HNSW (Hierarchical Navigable Small World)

HNSW is a graph-based algorithm for Approximate Nearest Neighbor (ANN) search. It solves the performance bottleneck of high-dimensional vector search by combining the properties of **Small World Networks** and **Skip Lists**.

1. Graph Mechanics: The Small World Property

In a Small World graph, most nodes can be reached from any other node in a very small number of hops. HNSW achieves this by maintaining:

- **High Local Clustering**: Nearby nodes are strongly connected.

- **Short Path Lengths**: Long-range edges allow the search to jump across the vector space quickly.

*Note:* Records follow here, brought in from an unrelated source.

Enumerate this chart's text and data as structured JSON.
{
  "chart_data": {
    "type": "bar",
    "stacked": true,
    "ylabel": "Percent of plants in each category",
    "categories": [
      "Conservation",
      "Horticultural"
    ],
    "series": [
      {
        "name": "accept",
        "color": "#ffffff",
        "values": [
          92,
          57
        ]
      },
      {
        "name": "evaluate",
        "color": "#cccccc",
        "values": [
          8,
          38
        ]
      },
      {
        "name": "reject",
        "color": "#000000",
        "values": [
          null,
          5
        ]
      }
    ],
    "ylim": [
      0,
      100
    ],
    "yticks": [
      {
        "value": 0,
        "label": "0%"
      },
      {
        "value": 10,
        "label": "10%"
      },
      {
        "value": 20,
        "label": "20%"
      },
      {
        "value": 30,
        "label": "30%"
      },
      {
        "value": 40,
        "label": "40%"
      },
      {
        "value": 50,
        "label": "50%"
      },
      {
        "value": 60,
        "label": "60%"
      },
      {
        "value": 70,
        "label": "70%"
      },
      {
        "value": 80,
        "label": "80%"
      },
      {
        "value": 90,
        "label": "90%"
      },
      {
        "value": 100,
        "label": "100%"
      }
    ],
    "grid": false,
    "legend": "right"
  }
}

2. Layered Architecture (The Skip List Analogy)

HNSW organizes vectors into a hierarchy of layers:

- **Layer 0 (Bottom)**: Contains all vectors and fine-grained local connections.

- **Upper Layers**: Contain progressively fewer vectors. These act as "express lanes" for long-distance navigation.

The probability of a node appearing in a higher layer decreases exponentially, ensuring that upper layers stay sparse.

3. Search and Insertion

- **Search**: Starts at a random entry point in the topmost layer. It performs a greedy search to find the closest node in that layer, then drops to the corresponding node in the layer below and repeats until it reaches Layer 0.

- **Insertion**: A new node is assigned a maximum layer $L$. It is then inserted into all layers from $L$ down to 0, connecting to its $M$ nearest neighbors at each level using a diversity-aware heuristic.

4. Concrete Example: Building an HNSW Index with FAISS

FAISS (Facebook AI Similarity Search) is the standard library for production-grade HNSW implementations.

```python

import faiss

import numpy as np

Dimension of vectors (e.g., from a transformer model)

d = 768

n_vectors = 10000

Generate random vectors

data = np.random.random((n_vectors, d)).astype('float32')

query = np.random.random((1, d)).astype('float32')

HNSW Hyperparameters

M: number of neighbors per node

M = 32

Create the index

index = faiss.IndexHNSWFlat(d, M)

efConstruction: search depth during index building

index.hnsw.efConstruction = 40

efSearch: search depth during query time

index.hnsw.efSearch = 64

Add vectors to the index

index.add(data)

Perform the search (top 5 neighbors)

k = 5

distances, indices = index.search(query, k)

print(f"Nearest indices: {indices}")

print(f"Distances: {distances}")

```

5. Critical Hyperparameters

- **$M$**: Number of bidirectional links created for every new element during construction. Range 12–48. Higher $M$ increases recall and memory usage.

- **$efConstruction$**: The number of neighbors explored during index building. Higher values lead to better graph quality but slower build times.

- **$efSearch$**: The number of candidates tracked during query time. This can be tuned dynamically to trade off latency for accuracy.

Summary of Technical implementation added

- Explained the **Small World** and **Skip List** mathematical foundations.

- Detailed the **Layered Architecture** and its probabilistic distribution.

- Provided a complete **Python example using FAISS** to build and query an HNSW index.

- Defined the impact of key hyperparameters ($M$, $efConstruction$, $efSearch$).